Your dogs may understand more than you give them credit for. A study conducted by researchers from Hungary has found that dogs can understand the meaning and intonation of words using brain regions similar to those that humans use.
There are two main tools humans can use to convey meaning and analyze speech — lexicon and intonation. Words are the building blocks of human language and intonation is a way that information can be understood through emotional content of a sound.
For instance, in human speech patterns, praise tends to be conveyed with higher and varying pitches. When processing speech, humans can use both lexical and intonational cues to arrive at a complete understanding of the content being conveyed.
It is no surprise that dogs have an awareness of human language and speech. Previous studies have observed that domesticated dogs can understand humans better than their wolf counterparts, match objects to words and learn different elements of grammar.

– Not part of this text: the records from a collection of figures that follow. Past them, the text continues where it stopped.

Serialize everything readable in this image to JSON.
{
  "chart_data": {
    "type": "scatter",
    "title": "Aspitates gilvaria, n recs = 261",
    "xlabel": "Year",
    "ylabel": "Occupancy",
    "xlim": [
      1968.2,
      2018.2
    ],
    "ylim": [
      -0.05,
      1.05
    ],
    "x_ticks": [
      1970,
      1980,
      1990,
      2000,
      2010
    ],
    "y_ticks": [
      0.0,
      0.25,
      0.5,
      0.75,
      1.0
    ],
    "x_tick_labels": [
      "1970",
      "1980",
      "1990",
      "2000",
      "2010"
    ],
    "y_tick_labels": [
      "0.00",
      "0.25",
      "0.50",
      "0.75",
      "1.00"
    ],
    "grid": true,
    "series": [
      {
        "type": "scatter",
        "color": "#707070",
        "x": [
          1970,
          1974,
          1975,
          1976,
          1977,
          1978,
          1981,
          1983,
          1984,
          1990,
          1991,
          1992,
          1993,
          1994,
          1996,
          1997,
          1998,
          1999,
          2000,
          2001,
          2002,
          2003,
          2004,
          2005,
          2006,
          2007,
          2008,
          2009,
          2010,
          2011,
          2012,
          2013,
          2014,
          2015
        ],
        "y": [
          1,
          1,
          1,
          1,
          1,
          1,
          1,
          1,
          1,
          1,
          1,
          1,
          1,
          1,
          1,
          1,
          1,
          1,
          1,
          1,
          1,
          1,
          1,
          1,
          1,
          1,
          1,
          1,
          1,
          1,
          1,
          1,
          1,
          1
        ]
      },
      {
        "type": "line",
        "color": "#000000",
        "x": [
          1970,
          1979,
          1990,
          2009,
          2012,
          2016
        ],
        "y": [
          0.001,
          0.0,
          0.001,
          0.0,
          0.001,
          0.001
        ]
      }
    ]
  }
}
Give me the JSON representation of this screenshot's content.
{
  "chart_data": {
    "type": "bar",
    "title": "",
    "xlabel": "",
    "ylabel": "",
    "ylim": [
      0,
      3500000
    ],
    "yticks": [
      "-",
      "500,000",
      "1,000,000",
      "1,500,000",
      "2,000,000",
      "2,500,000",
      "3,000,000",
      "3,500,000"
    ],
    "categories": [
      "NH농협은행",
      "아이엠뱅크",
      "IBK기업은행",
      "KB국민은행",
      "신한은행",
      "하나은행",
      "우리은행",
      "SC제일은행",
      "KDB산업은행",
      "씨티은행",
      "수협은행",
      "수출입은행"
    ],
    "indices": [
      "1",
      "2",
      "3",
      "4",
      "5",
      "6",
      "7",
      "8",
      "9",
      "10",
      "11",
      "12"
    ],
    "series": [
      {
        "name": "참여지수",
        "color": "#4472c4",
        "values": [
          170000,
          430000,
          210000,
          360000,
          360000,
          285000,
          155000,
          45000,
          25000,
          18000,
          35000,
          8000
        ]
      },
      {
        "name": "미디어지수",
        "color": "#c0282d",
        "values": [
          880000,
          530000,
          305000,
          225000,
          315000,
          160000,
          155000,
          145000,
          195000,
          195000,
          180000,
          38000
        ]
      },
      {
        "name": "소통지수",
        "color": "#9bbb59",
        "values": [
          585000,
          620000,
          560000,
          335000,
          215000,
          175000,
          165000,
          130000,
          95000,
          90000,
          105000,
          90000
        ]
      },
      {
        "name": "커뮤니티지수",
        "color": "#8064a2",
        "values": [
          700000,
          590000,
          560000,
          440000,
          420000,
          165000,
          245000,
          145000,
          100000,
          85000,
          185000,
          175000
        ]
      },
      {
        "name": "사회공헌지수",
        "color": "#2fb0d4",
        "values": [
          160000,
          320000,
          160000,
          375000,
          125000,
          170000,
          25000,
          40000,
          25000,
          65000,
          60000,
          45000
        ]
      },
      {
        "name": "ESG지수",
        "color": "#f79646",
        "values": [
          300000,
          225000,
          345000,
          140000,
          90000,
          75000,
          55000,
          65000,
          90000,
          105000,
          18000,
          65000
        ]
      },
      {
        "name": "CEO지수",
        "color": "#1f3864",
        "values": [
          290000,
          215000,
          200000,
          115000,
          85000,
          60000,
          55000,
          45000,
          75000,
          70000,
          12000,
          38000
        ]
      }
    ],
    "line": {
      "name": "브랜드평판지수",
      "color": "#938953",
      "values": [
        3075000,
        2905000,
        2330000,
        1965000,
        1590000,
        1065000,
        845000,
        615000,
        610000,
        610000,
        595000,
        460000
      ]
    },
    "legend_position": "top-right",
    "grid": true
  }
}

However, these new findings, published in the journal Science, take a look inside the canine brain using an imaging machine. Using this technique, researchers found that dogs are more similar to humans than previously thought — not only do they process vocabulary and intonation in separate areas of the brain, but they do so in the in the same regions as humans.
Researchers from the Eötvös Loránd University (ELTE) in Budapest, Hungary recruited 13 dogs, mostly golden retrievers and border collies. They were trained to lay completely still in an fMRI machine for several minutes. The dogs were unrestrained and could leave the machine whenever they wished. Since they were inside the fMRI machine, they could not see the trainers and researchers.
During the experiment, the dogs were exposed to recordings of the trainers’ voices, which contained multiple combinations of vocabulary and intonation where the trainer spoke different words of praise and neutral words in Hungarian.
Words of praise included common phrases used by dog owners such as “good boy,” “well done” and “clever.” Neutral words included words that the researchers believed were meaningless to the dogs, such as “yet,” “however” and “nevertheless.” Both praise words and neutral words were said in positive and neutral tones.
The researchers found that areas in the left hemisphere of dog’s brains react to vocabulary while areas of the right hemisphere react to intonation. A word associated with praise said in a positive tone activated the reward system of a dog’s brain. All other conditions resulted in less activity, including both a praise word said in a neutral tone and a neutral word said in a positive tone garnered the same neural response.
This shows that dogs are not only able to differentiate vocabulary and intonation but are also able to combine the two and correctly interpret what the words really mean. The researchers hope that these findings will help make cooperation and communication between humans and dogs more efficient.
While these results reveal the way dogs process and analyze human language and speech, the findings also shed light onto the way human understanding of speech could have developed. It suggests that the ability to process meaning and emotion separately and then analyze them together to understand speech could have evolved in non-primates long before humans even began to speak.
The researchers also believe that their findings could shed light onto what it really means to be human.
“Humans seem to be the only species which uses words and intonation for communicating emotions, feelings, inner states,” Attila Andics, ELTE neuroscientist and first author of the study, said in an interview with NPR. “To find that dogs have a very similar neural mechanism to tell apart meaningful words from meaningless sound sequences is, I think, really amazing.”